I planning a two-day, one-night hiking trip along the Appalachian Trail and looking for a gear list. Could you suggest what to pack and a couple of menus (with per person measurements)? The last time I took a trip, my girlfriend and I lugged so much food we could have fed five. Seth New York City

Sep 18, 2003
Outside
Outside Magazine
A: Two days and a night? A jacket, a couple of Snickers bars, and a change of socks ought to do it. Seriously, that's not long to be out there, so your gear list should be short. You'll need the basics, certainly—clothing that's appropriate for the season, flashlight, map and compass, small first aid kit, tent or tarp, sleeping bag(s), that sort of thing. Whether you even want to take a stove is a matter of choice; you could pack fresh fruit and vegetables, cheese and crackers, things like that, and do just fine on the eating front. Or, carry a very small stove with just a little fuel so you can brew a cup of hot soup in the evening and hot coffee in the morning.

For an overnight trip, I'd plan food like this: First day out iseasy; just pack a sandwich (bagel sandwiches are more durable). For the evening meal, provided you have a stove, a couple of packets of soup-in-a-cup make a good starter. For your entrée, pack a half pound of frozen ground beef, well wrapped, a small jar of ready-made spaghetti sauce, and half a box of penne pasta. The beef should thaw by the time you get to camp. Sauté it with a little olive oil in your cookpot until browned, add the sauce and a cup of water, then toss in the pasta. Simmer ten minutes, then serve with a little Parmesan cheese and that bottle of Chianti you made your girlfriend lug.

Breakfast can be easy or difficult. For easy, some dried or fresh fruit, a couple of cereal-type breakfast bars (hell, even Pop Tarts will do), and a cup of coffee or hot chocolate.

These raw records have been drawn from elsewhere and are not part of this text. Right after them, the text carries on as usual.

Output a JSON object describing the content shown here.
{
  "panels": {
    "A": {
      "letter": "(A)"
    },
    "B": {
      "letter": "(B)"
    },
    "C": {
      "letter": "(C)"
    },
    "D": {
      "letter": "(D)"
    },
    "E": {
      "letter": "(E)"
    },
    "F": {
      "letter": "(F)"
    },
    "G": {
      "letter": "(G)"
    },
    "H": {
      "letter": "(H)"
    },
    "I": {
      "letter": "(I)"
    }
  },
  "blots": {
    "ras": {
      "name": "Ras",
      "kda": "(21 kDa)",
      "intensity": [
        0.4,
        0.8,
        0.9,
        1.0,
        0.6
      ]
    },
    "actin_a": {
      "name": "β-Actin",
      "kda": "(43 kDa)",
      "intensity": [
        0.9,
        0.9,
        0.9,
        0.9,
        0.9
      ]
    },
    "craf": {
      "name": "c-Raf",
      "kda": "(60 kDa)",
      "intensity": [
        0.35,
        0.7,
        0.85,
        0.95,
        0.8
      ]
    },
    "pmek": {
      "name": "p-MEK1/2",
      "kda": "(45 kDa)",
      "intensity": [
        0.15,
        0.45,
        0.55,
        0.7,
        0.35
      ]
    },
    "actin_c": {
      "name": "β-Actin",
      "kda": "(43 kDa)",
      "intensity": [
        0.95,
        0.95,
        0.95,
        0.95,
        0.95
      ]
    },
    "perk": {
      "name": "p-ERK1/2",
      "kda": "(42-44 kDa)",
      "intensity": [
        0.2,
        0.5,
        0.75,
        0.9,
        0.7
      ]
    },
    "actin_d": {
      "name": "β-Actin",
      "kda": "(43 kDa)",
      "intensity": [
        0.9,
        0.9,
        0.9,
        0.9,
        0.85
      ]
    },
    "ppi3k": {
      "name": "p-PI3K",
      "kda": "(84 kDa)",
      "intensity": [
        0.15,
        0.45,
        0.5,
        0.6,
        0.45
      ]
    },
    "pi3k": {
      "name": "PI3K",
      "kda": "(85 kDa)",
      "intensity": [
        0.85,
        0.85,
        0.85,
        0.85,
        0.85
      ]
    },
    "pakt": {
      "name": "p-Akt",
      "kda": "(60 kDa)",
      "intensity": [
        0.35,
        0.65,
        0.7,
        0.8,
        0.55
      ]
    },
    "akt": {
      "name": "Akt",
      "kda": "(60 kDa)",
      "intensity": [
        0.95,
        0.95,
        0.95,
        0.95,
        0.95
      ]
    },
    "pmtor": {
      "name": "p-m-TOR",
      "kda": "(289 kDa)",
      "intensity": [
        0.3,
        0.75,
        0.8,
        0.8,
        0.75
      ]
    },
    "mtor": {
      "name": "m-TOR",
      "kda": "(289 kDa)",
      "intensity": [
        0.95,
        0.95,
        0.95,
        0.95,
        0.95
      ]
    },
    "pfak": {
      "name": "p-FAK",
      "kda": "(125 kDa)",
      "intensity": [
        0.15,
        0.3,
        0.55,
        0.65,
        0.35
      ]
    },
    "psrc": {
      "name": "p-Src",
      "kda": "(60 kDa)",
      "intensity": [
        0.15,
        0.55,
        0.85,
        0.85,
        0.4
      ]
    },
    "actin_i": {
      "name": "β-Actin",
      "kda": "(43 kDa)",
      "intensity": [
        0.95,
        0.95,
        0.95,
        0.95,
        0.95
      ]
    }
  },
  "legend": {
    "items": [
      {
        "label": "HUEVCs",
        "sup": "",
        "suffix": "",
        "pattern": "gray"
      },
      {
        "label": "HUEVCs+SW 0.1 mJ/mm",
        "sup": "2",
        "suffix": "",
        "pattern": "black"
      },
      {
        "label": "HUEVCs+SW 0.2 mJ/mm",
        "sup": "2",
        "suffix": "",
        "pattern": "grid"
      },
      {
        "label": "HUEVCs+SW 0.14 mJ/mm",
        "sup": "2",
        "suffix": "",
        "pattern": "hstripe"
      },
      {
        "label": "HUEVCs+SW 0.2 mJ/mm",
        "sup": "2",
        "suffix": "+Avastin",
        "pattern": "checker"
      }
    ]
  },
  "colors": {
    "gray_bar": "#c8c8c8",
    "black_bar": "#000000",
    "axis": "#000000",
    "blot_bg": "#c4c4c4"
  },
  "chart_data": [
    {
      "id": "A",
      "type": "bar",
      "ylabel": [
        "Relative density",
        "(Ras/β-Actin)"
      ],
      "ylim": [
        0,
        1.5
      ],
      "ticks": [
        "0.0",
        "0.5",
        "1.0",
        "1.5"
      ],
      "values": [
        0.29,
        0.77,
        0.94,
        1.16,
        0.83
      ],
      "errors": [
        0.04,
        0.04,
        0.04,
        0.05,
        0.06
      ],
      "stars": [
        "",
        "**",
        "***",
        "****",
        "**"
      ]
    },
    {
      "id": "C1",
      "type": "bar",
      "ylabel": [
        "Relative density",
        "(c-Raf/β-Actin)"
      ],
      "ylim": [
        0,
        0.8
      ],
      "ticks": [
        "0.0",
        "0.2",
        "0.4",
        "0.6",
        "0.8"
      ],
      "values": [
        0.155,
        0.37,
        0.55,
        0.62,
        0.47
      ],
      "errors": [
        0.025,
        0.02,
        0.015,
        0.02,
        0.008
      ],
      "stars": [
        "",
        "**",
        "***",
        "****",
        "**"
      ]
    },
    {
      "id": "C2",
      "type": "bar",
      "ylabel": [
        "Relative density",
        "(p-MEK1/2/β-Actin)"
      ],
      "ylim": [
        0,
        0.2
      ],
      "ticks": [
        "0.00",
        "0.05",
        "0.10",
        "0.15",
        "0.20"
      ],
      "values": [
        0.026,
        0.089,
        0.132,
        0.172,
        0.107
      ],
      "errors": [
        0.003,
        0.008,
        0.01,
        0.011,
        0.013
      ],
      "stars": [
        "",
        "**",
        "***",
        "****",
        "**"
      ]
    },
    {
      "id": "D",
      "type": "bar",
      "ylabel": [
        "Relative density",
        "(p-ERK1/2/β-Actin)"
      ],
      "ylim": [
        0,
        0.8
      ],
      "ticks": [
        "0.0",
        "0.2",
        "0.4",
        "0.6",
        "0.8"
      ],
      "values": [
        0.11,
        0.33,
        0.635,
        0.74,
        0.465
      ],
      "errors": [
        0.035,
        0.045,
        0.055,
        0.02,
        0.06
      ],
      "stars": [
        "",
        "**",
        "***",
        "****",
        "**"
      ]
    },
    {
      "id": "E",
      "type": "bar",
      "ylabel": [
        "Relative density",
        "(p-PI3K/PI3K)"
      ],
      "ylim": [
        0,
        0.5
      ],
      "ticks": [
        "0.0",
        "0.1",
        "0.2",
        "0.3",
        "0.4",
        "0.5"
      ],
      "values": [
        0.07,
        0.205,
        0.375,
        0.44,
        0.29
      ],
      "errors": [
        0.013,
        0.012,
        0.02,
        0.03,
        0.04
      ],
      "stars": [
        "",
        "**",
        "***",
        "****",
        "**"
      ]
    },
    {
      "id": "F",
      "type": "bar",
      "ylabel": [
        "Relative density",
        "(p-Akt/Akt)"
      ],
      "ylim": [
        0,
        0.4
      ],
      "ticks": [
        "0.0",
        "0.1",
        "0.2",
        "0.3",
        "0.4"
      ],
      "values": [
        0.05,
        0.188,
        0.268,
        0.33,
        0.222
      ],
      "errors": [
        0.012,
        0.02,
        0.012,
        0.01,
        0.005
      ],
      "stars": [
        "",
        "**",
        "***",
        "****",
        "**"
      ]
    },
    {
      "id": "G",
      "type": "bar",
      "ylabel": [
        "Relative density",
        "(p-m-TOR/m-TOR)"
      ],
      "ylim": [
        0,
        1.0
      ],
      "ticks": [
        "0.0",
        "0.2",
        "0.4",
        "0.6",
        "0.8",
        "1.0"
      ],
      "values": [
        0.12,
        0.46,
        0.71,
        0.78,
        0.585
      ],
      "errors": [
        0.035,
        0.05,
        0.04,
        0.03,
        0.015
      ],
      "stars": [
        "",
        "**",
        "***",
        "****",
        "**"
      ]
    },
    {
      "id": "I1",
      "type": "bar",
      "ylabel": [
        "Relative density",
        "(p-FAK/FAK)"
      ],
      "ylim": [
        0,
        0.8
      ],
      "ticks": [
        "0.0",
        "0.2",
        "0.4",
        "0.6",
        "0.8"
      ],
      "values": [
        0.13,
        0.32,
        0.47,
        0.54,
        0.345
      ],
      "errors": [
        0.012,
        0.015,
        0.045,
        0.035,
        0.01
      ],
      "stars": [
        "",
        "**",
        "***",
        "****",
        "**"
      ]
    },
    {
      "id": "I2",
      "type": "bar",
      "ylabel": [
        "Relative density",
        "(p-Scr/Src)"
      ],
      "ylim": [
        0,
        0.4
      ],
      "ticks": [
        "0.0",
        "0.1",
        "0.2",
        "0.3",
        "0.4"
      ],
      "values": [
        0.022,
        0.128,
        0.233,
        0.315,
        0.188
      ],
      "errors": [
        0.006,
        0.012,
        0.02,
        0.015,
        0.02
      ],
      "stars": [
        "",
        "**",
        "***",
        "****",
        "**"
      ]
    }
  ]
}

For hard, pack a half-dozen eggs and some cheese and make an omelette or frittata (check out the Chez Gear Guy recipe here). For REALLY hard, also pack an Outback Oven and whip up some breakfast scones. If you're not that far in, and the trail isn't a real steep one, why not pack the extra weight so you can eat well? Pancakes work well, too—figure one cup of pre-mixed batter (minus water, of course) for the two of you. And don't forget the maple syrup.

For lunch that second day, bagels will do nicely. A squeeze-tube of peanut butter should suffice for two, plus an apple or banana and maybe a few pieces of beef or turkey jerky. Keep going during the day by snacking on fresh fruit, maybe some energy bars such as Clif Bars, and a candy bar or two.

That ought to do it. Figure about two pounds of food per person per day, weight-wise, and you'll not go hungry.